Ten years ago, a couple were in a railway carriage travelling through Germany when things started growing amorous, or they did until the train entered a tunnel and a transvestite serial killer slaughtered them with a sickle. The family of little Jeanette heard about this on the radio, but thought they were safe enough in their country cottage, laughing and joking as it neared the girl's bedtime, unaware they were being watched by a lurking psychopath. Sure enough, he got in through an unlocked window and when Jeanette heard some commotion, she ran to her parents' bedroom and was witness to them being murdered - then the killer ran after her, she tried to open the front door and escape, but he caught up, sickle in hand, and...
From that arresting prologue, we are privy to the now-grown Jeanette's psychiatric sessions as she has spent the intervening years in a mental hospital, attempting to get over her trauma with professional help. Now it would seem she (played by Valerie Neihaus) is ready to re-enter the big, bad world, and her doctor (Erich Schleyer) endorses this with a few misgivings he is not ready to share with the woman herself, hoping for the best. Naturally, if you’ve ever seen, or even heard about, a movie that kicks off the way this one does, you can tell well in advance it's simply a matter of time before the violence will begin again, and sure enough there are strong hints that killer in the floral pattern summer dress is stalking her.
Flashback, or Flashback - Mörderische Ferien to give this its German title (meaning Murderous Holidays), was one of those slashers that broke like a wave over turn of the millennium cinema after Scream was the huge success, not only in north America but all over the globe. Some of these imitators were more inventive than others, and not all were from the United States: Belgium had Haute Tension, Britain had Tormented, and so on, but this was the main German offering (a few would put Anatomie in that bracket too, but this was more the real deal). Created mostly by the talent from nation’s television shows making a rare excursion to the big screen, it was not exactly an advancement for popular Germanic cinema in the same way Wes Craven's movie had been for America.
But then, did it really need to be? If anything, it made crafting a fairly basic slasher look easy, deceptively so considering not many at the time or since had the same basic sense of flair that director Michael Karen and his cast worked up for what was a pretty silly experience.
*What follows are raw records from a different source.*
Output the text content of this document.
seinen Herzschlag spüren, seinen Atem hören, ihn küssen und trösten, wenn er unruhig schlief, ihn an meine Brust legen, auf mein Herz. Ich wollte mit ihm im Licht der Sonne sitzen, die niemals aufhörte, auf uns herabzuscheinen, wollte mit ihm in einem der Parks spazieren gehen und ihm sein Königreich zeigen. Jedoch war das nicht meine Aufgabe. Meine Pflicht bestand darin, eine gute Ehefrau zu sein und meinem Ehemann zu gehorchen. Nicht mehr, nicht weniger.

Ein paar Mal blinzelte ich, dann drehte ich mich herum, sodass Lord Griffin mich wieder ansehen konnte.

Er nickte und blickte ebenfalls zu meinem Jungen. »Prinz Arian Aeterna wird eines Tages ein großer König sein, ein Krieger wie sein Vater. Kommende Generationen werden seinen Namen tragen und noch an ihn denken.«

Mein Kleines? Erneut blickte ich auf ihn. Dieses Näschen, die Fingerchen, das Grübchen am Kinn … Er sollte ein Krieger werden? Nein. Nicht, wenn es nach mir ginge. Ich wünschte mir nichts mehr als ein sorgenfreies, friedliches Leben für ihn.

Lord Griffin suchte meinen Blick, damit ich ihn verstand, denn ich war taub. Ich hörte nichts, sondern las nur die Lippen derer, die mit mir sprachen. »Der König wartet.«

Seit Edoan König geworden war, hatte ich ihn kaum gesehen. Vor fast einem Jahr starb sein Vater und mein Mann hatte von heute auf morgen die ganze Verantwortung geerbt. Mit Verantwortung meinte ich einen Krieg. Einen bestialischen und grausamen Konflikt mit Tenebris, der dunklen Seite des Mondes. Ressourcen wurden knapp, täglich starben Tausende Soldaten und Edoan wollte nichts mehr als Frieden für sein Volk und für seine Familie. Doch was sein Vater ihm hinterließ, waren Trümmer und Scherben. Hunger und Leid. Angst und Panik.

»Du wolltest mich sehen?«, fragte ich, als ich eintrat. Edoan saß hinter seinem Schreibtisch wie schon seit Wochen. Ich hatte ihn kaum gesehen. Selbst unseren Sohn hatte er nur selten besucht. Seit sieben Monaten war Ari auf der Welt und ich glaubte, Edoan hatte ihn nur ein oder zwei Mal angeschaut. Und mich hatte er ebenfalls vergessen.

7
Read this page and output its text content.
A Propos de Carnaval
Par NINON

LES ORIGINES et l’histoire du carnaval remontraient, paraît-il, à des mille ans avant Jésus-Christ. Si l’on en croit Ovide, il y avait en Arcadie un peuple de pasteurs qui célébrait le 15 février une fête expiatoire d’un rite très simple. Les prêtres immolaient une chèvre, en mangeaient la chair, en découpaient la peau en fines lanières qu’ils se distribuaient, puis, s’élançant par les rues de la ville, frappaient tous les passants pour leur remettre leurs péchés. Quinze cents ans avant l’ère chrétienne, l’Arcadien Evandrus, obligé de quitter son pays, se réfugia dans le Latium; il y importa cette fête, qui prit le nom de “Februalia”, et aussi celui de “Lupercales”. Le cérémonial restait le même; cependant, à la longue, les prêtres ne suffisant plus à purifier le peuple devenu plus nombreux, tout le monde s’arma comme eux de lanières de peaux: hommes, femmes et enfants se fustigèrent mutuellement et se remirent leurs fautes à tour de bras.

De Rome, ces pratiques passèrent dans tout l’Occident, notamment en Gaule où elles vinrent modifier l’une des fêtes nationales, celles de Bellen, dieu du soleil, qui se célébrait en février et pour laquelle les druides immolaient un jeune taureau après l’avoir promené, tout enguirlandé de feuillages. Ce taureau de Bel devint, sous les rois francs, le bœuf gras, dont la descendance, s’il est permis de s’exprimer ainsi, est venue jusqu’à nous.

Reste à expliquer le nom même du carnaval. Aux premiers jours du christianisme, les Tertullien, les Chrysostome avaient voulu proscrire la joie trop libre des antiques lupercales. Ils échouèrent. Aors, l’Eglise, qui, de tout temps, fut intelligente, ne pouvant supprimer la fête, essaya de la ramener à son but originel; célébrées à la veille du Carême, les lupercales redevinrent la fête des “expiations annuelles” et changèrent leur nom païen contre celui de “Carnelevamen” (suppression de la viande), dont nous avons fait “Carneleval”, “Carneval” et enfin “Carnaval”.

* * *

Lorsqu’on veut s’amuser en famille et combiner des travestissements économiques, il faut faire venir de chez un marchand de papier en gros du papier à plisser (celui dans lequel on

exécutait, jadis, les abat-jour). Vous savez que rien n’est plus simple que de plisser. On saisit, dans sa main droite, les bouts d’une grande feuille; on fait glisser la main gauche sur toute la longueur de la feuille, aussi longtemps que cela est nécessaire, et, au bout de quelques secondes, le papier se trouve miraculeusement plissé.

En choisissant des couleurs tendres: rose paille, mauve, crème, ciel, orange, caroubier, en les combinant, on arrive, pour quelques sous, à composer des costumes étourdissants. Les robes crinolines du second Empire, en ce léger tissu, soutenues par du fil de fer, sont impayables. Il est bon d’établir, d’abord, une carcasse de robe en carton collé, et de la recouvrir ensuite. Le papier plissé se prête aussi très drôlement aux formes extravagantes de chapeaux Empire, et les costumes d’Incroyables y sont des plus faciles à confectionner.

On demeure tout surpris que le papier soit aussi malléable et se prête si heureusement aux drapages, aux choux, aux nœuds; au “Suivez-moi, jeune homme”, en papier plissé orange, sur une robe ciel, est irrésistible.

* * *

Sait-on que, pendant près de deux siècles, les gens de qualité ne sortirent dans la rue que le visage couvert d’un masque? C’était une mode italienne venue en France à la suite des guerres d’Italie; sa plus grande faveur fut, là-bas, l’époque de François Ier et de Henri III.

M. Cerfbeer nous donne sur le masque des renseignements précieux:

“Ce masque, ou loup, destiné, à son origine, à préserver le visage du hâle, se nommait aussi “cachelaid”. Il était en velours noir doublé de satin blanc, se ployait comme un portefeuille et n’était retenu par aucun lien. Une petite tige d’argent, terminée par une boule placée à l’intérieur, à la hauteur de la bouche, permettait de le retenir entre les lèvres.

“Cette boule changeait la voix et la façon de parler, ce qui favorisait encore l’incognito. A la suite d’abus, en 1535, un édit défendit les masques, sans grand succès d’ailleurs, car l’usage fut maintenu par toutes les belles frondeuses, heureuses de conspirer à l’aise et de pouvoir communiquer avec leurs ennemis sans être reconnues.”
It had a more interesting background than many of its peers, having been drawn from a script by Hammer stalwart Jimmy Sangster and polished up by Natalie Scharf for a contemporary European audience, which could be why the structure was stronger than its rivals, starting with a bang and then winding down to establish the premise, then giving us the measure of our obvious final girl Jeanette who has turned out to be a polite but nervous young lady. She gets a job as a French tutor for a group of students at a rural house, and then starts to worry.
Did she really see the man in the dress wielding that sickle standing in the middle of the road that night, or is her fraught with unease mind playing tricks? The answer to that was to treat the time honoured final girl in a manner that came across as a natural progression for a genre that even with the revitalisation was getting a little tired already, and though it was not unique to this, the trappings were so traditional it was possible it would play better for the more conservative fan who didn't like any of the nuttiness of Haute Tension and its approach to the twist. Flashback had a sense of humour in addition, which was quite funny if you had a strong tolerance for pitch black comedy that often featured gory special effects, with running jokes including appalling treatment of pets and a corpse that was apparently never found, and is still listening to his favourite song on a loop on his car stereo. Plus it had the best death by swimming pool scene since The Legacy. Overall, it wasn't going to reinvent the wheel, but if you appreciated a half-decent slasher, this fit the bill. Music by Siggi Mueller.